I reference reality in quotations because in our digitally-mediated world, reality—yours and mine—has become subject to the forces of editing, omission, and confused cause and effect, as virtual sleights of hand become so convincing so as to be totally obscured. Culture continues to reflect social reality, but more and more social reality has begun to reflect culture, and now, it seems as if people are interested in meta-reality not only for the pleasure of its passive enjoyment. I suspect it’s because the viewer becomes, in a sense, an accomplice to the events transpiring on screen, parasocially linked and economically tied to a production and its characters. The audience is encouraged to think like an author, rather than sit on the sidelines as a passive viewer, whether or not they are truly given the chance to write anything at all.
The viewer becomes, in a sense, an accomplice to the events transpiring on screen, parasocially linked and economically tied to a production and its characters.
Filmic metanarratives found mainstream popularity beginning in the late 90’s with blockbusters like The Matrix and eXistenZ, and are now everywhere: from American Fiction to Midnight in Paris to High School Musical: The Musical: The Series, and Riverdale. These projects know that we’re smart viewers, and ensure that they treat us as such, with a humored self-referential acknowledgement of their facts and fictions that viewers can treat as a game. And even if reality shows are not explicitly a metanarrative, they have spurred a trend of meta-narrative discourse amongst viewers on TikTok and Reddit who convene to differentiate the real from the fake, the good from the evil, all the while conforming to the designed engagement filmed and preened to draw them in.
“Meta-authors” create narratives that grant us the feeling that while the world is being manipulated, it can be explained, and because we are smart, we can understand it too. We get to be in on the secrets of the world, even if that world is a fictitious one like Zion in The Matrix. Of course, this is by design, making metanarratives no different in their manipulation than those forms that came before it. In fact, it’s more manipulative by virtue of the deceit of its deceit.

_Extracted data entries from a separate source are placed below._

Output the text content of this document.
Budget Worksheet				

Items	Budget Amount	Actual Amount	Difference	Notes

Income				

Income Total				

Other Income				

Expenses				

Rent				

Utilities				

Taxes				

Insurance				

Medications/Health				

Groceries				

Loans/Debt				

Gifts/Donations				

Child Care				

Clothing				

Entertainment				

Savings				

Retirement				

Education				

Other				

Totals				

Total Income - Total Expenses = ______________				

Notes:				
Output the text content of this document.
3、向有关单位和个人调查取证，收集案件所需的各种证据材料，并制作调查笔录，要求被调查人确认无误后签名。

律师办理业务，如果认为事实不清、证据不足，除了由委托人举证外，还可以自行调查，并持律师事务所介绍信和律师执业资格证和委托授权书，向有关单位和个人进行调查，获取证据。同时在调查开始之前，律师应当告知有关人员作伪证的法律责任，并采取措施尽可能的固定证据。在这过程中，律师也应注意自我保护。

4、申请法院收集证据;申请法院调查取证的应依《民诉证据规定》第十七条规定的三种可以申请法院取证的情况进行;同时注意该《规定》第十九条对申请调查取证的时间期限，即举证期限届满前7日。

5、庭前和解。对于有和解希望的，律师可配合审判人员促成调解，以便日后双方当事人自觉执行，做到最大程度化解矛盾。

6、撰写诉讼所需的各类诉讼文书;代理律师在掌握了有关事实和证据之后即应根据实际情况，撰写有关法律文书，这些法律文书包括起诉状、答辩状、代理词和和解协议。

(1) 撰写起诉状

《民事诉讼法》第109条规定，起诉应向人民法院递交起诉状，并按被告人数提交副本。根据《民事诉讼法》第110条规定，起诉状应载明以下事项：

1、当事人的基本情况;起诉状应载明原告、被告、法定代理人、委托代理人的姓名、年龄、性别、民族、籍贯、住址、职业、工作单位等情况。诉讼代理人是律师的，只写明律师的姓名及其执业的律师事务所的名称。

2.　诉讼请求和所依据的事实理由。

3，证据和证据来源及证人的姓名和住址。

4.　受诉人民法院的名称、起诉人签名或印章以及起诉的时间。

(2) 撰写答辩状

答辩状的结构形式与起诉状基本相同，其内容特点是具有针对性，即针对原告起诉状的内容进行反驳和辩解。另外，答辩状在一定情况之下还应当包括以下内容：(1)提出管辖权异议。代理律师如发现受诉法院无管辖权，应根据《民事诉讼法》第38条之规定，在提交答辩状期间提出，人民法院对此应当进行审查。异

Didactic metanarratives are the worst offenders in this domain. Take, for example, the Marvel films, which bask in a self-referential humor that acknowledges their own consumerist popularity (e.g., Iron Man’s commodification), all while using the humor to become more consumerist, more popular, through the recycled packaging of good versus evil morality tales that connect viewers to any number of realities that are not their own.